From: Matthew Wilcox <willy@infradead.org>
To: John Groves <John@groves.net>
Cc: Jonathan Corbet <corbet@lwn.net>,
Jonathan Cameron <Jonathan.Cameron@huawei.com>,
Dan Williams <dan.j.williams@intel.com>,
Vishal Verma <vishal.l.verma@intel.com>,
Dave Jiang <dave.jiang@intel.com>,
Alexander Viro <viro@zeniv.linux.org.uk>,
Christian Brauner <brauner@kernel.org>, Jan Kara <jack@suse.cz>,
linux-cxl@vger.kernel.org, linux-fsdevel@vger.kernel.org,
nvdimm@lists.linux.dev, John Groves <jgroves@micron.com>,
john@jagalactic.com, Dave Chinner <david@fromorbit.com>,
Christoph Hellwig <hch@infradead.org>,
dave.hansen@linux.intel.com, gregory.price@memverge.com,
Randy Dunlap <rdunlap@infradead.org>,
Jerome Glisse <jglisse@google.com>,
Aravind Ramesh <arramesh@micron.com>,
Ajay Joshi <ajayjoshi@micron.com>,
Eishan Mirakhur <emirakhur@micron.com>,
Ravi Shankar <venkataravis@micron.com>,
Srinivasulu Thanneeru <sthanneeru@micron.com>,
Luis Chamberlain <mcgrof@kernel.org>,
Amir Goldstein <amir73il@gmail.com>,
Chandan Babu R <chandanbabu@kernel.org>,
Bagas Sanjaya <bagasdotme@gmail.com>,
"Darrick J . Wong" <djwong@kernel.org>,
Kent Overstreet <kent.overstreet@linux.dev>,
Steve French <stfrench@microsoft.com>,
Nathan Lynch <nathanl@linux.ibm.com>,
Michael Ellerman <mpe@ellerman.id.au>,
Thomas Zimmermann <tzimmermann@suse.de>,
Julien Panis <jpanis@baylibre.com>,
Stanislav Fomichev <sdf@google.com>,
Dongsheng Yang <dongsheng.yang@easystack.cn>
Subject: Re: [RFC PATCH v2 00/12] Introduce the famfs shared-memory file system
Date: Tue, 30 Apr 2024 22:01:15 +0100 [thread overview]
Message-ID: <ZjFcG9Q1CegMPj_7@casper.infradead.org> (raw)
In-Reply-To: <c3mhc33u4yqhd75xc2ew53iuumg3c2vi3nk3msupt35fj7qkrp@pve6htn64e7c>
On Mon, Apr 29, 2024 at 09:11:52PM -0500, John Groves wrote:
> On 24/04/29 07:32PM, Matthew Wilcox wrote:
> > On Mon, Apr 29, 2024 at 12:04:16PM -0500, John Groves wrote:
> > > This patch set introduces famfs[1] - a special-purpose fs-dax file system
> > > for sharable disaggregated or fabric-attached memory (FAM).
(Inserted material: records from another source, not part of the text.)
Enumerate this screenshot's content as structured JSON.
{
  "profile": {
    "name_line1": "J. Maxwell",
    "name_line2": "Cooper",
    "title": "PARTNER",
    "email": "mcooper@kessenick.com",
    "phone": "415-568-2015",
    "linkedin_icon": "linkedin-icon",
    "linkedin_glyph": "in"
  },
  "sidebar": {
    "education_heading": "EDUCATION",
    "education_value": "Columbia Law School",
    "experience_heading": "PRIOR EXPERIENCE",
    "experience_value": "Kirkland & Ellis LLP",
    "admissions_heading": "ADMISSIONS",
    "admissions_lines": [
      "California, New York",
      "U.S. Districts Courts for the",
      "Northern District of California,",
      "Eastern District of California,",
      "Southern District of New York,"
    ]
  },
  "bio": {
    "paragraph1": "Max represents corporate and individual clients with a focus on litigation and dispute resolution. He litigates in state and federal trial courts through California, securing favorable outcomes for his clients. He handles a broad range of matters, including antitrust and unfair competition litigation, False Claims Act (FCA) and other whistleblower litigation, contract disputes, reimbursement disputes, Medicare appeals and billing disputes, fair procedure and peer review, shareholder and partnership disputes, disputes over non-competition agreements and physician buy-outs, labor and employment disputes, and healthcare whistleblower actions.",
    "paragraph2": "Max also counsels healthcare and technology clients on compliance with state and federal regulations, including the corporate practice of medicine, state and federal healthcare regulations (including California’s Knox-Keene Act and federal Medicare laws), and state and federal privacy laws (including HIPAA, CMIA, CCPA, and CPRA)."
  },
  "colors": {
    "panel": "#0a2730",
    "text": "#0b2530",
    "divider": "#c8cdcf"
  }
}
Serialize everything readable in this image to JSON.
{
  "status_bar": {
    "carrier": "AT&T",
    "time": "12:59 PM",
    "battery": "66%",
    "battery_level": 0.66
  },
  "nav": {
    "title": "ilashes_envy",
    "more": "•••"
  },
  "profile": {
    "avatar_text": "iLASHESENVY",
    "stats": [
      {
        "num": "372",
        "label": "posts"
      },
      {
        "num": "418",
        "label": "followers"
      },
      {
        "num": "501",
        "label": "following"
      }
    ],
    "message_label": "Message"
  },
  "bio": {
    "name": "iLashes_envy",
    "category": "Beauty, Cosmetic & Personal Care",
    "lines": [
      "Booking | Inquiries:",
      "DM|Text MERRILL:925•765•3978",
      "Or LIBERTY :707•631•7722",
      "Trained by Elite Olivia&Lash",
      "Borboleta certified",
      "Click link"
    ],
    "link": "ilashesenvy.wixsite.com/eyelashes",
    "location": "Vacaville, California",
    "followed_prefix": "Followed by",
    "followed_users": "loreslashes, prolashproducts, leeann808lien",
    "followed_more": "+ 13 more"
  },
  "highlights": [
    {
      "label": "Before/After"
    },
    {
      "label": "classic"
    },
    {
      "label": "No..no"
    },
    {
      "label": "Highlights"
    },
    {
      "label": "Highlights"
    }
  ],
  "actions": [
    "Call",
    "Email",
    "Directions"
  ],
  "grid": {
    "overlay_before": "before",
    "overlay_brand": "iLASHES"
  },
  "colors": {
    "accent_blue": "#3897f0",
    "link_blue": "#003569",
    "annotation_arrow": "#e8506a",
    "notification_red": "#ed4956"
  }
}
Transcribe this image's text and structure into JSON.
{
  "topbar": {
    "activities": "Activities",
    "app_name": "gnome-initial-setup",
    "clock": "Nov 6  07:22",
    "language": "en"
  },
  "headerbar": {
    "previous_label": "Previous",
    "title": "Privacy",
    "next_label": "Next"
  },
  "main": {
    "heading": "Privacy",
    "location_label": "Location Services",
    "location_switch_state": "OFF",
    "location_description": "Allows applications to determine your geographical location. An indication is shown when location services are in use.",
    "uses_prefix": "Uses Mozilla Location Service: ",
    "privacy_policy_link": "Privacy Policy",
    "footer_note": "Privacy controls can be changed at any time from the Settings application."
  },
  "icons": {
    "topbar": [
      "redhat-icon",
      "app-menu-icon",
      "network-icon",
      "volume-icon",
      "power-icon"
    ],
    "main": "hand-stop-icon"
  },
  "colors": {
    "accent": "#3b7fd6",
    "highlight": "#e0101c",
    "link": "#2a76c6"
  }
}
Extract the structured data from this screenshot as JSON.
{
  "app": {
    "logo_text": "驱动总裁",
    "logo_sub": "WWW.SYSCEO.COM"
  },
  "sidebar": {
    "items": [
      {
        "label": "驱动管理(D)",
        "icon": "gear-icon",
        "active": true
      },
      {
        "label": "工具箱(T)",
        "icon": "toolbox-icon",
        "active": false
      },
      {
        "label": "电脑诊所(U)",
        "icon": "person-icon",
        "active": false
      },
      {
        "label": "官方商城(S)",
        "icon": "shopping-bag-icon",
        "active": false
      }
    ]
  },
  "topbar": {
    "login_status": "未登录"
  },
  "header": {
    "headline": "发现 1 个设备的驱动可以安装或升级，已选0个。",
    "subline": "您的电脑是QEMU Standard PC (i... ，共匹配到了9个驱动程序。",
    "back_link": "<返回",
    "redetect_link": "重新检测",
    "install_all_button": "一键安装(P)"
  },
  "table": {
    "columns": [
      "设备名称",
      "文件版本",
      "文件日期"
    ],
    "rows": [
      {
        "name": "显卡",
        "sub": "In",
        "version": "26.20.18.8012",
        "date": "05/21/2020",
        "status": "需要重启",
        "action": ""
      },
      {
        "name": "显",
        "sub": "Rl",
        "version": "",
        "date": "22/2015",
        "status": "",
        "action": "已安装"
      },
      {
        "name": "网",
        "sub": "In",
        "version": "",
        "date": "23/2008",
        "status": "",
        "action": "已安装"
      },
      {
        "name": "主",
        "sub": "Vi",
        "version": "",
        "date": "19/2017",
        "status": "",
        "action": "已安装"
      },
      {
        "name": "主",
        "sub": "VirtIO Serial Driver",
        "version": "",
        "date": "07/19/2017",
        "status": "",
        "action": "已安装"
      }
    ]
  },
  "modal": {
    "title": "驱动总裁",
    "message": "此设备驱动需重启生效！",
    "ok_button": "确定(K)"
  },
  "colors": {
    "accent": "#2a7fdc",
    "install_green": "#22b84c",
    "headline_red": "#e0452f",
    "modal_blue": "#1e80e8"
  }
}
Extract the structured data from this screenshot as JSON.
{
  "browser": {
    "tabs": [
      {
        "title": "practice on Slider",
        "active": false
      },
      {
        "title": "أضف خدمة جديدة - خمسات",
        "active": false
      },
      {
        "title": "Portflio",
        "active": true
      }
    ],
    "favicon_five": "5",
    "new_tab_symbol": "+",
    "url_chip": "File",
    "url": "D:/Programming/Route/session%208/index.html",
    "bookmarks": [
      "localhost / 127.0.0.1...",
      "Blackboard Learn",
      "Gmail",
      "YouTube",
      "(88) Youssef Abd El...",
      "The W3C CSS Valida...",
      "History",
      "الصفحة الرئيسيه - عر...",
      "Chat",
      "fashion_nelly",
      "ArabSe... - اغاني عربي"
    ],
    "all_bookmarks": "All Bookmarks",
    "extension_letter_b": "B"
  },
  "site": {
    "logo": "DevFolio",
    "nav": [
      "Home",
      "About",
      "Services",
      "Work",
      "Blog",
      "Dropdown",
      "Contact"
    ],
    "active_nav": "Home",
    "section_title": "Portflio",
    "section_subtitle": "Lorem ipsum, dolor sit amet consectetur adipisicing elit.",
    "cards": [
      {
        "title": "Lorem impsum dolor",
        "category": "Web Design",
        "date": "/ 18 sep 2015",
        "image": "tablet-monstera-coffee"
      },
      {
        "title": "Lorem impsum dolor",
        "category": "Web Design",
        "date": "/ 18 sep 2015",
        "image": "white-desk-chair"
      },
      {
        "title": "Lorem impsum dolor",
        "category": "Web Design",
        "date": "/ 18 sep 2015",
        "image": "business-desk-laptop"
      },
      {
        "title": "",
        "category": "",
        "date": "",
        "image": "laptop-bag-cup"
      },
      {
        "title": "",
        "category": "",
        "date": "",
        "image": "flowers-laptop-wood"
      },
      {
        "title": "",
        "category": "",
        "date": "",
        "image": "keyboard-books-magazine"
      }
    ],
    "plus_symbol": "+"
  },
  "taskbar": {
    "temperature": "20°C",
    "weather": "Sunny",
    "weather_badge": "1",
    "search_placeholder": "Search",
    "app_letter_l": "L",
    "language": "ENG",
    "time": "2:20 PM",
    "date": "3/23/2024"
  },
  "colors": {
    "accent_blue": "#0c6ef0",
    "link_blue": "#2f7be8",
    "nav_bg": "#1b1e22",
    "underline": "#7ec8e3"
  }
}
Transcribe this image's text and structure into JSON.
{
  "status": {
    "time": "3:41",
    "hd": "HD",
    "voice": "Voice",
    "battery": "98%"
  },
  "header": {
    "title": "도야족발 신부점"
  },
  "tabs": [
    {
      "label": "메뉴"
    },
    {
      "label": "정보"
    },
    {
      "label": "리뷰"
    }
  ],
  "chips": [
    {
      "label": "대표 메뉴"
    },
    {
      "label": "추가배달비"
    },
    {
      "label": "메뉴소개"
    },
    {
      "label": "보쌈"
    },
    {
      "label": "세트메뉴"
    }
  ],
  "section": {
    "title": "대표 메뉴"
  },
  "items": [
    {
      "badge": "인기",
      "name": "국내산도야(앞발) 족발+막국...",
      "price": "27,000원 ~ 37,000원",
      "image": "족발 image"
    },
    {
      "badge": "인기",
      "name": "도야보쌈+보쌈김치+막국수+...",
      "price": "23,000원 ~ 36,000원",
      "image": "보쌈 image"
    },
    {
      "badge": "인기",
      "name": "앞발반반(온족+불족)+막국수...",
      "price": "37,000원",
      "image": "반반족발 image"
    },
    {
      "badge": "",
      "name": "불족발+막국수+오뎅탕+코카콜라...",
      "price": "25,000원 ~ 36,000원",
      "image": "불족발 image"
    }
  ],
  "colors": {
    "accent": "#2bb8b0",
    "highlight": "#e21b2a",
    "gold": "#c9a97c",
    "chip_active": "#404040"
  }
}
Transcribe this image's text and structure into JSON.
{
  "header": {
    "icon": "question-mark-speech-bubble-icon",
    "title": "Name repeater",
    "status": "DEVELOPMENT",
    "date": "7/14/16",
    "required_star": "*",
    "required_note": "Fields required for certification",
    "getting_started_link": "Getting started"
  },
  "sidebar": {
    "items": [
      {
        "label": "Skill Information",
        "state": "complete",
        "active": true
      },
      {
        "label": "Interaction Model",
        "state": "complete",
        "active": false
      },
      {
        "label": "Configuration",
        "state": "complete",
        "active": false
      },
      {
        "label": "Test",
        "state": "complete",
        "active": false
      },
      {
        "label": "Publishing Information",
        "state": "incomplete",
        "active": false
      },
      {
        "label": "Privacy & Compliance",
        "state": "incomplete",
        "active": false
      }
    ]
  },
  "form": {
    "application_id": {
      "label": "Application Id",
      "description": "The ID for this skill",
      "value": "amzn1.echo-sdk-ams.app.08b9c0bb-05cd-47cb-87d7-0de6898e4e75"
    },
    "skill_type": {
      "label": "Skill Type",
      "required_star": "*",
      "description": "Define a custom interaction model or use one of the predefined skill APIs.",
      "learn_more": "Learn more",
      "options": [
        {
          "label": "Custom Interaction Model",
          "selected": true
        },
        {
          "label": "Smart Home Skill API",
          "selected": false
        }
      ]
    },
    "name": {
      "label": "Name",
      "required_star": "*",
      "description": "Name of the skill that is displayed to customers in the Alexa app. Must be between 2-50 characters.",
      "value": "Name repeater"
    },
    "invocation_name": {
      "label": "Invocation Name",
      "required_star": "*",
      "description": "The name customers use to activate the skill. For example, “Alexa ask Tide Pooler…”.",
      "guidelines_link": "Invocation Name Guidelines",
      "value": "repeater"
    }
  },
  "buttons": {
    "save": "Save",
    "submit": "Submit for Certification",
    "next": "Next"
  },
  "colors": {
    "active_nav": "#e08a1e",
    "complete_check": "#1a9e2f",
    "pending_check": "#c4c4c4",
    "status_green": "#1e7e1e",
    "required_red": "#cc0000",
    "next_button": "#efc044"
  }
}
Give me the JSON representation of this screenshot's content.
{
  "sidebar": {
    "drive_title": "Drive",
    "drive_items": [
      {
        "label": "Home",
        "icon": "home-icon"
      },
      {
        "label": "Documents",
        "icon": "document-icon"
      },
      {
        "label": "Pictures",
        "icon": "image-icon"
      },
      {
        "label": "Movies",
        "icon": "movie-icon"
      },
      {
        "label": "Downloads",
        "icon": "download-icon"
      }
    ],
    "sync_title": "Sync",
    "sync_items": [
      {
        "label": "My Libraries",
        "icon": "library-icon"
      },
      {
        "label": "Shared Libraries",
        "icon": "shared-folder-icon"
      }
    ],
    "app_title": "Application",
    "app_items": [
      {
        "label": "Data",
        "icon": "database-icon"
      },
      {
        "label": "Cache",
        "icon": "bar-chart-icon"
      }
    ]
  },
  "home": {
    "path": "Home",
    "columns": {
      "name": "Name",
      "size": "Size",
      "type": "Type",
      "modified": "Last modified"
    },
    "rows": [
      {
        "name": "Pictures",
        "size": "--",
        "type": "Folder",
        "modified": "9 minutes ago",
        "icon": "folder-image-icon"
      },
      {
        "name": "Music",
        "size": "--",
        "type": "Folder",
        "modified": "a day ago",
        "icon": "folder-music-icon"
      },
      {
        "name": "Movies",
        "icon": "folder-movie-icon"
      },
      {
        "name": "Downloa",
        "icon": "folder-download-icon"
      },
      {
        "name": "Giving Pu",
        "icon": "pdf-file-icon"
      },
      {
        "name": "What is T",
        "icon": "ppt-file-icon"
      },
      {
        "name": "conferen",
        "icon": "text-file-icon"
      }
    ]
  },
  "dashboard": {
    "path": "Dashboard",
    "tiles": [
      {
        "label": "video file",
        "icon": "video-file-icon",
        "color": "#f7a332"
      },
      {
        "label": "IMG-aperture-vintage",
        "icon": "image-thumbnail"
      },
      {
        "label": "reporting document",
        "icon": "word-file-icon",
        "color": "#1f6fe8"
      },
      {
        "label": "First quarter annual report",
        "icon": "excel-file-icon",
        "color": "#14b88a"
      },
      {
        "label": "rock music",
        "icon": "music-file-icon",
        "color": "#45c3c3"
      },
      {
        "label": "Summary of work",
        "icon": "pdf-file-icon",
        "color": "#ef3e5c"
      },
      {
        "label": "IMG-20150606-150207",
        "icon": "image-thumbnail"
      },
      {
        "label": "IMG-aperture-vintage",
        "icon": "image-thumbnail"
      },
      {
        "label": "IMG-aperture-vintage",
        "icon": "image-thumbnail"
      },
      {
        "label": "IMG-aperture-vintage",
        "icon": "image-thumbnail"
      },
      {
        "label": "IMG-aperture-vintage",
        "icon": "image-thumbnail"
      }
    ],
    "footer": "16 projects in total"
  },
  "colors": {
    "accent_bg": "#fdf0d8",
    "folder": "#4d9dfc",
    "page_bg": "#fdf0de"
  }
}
Famfs is not
> > > CXL-specific in anyway way.
> > >
> > > * Famfs creates a simple access method for storing and sharing data in
> > > sharable memory. The memory is exposed and accessed as memory-mappable
> > > dax files.
> > > * Famfs supports multiple hosts mounting the same file system from the
> > > same memory (something existing fs-dax file systems don't do).
> >
> > Yes, but we do already have two filesystems that support shared storage,
> > and are rather more advanced than famfs -- GFS2 and OCFS2. What are
> > the pros and cons of improving either of those to support DAX rather
> > than starting again with a new filesystem?
> >
>
> Thanks for paying attention to this Willy.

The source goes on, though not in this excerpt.